By the time Sunderland had lost the Checkatrade Trophy final in March, heads of terms had been drawn up.
Then began a period of due diligence, which saw Campbell’s group allowed access to the club’s intimate financial details while waiting on a key answer.
He said: “The question [we had] was ‘why are you looking to sell?’. We never got a definitive answer until further on down the line.
“We got given a set of accounts by the club and with those accounts we went away, gave them to our law firm and accountants and said ‘this is what we’ve got so far, we need to get to due diligence’.
“Within about four weeks we had heads of terms drawn up and we were coming towards the end of March.
“That’s when you start the financial due diligence, we had access to the data room and were able to start looking into the club’s accounts and the running of the club.”
But despite talks reaching such an advanced stage, a deal could not be struck.
And Campbell has now revealed what caused his party to take a step back from the deal as it looked to edge over the line.

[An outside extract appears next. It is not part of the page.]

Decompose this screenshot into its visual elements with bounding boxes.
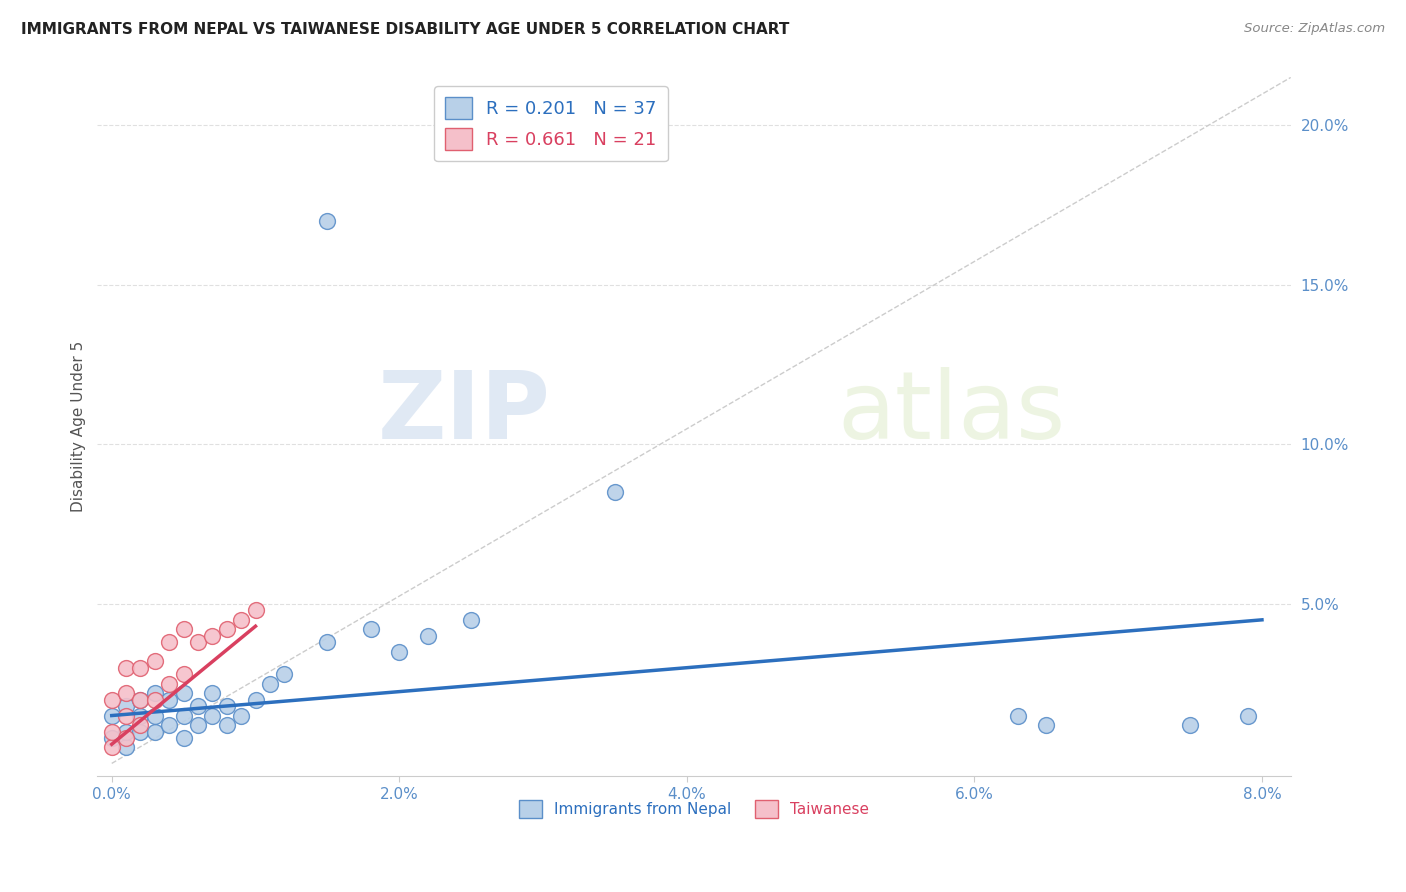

“We had the club valued and our price that we agreed to buy the club at the very start, when we first made the bid, dramatically changed as time went on,” he explained
“There were certain components of the deal at the end that weren’t going to work for the club.
“It was irrelevant what we were going to do.
“I went to this club in March and basically moved to the city. I was there three or four times a week to try and get this done.
“You’ve got two people in the consortium who are massive Sunderland fans, we had a robust business plan that the likes of serious people in football were blown away by because they had never seen anything like it.
“Anyone can own a football club, but if you don’t run it right you’re going to go bust.
“For us, it came to a point at the end where we had to make a decision.
“We’ve had a number of other clubs approach us since we’ve lost this in the last ten days, which is when we said ‘we can’t do this, if we do this we’re going to bankrupt the club.’
“I was putting in in excess of around £20million of my own money and there were other people looking to join our bid.
“But you get to a point where you have to take a step back.”
So is a deal completely off the table?
‘“Look, if I got a phone call tomorrow that said ‘do you want to go back again?’...
“You can never say never, because you don’t know what’s around the corner.
“I was going to move from my apartment in New York to Sunderland, people thought we were mad.
“You can never say never though. I love the place, the people and I think the city is an unbelievable place.”
Sunderland, meanwhile, are continuing talks with potential investors in the background - but executive director Charlie Methven stressed earlier this month that investment is only for the longer-term.
“At this stage there are no changes to the board,” he said.
“We’ve been open that we’re looking for investment but, for now and because of the time of year, we’ve decided to get on with the job in hand and keep talking to interested people in the background.
“We're approaching the stage where there are things that, for the club to grow longer term, will need to be invested in, so we need a good base of available capital to ensure the club can invest appropriately.”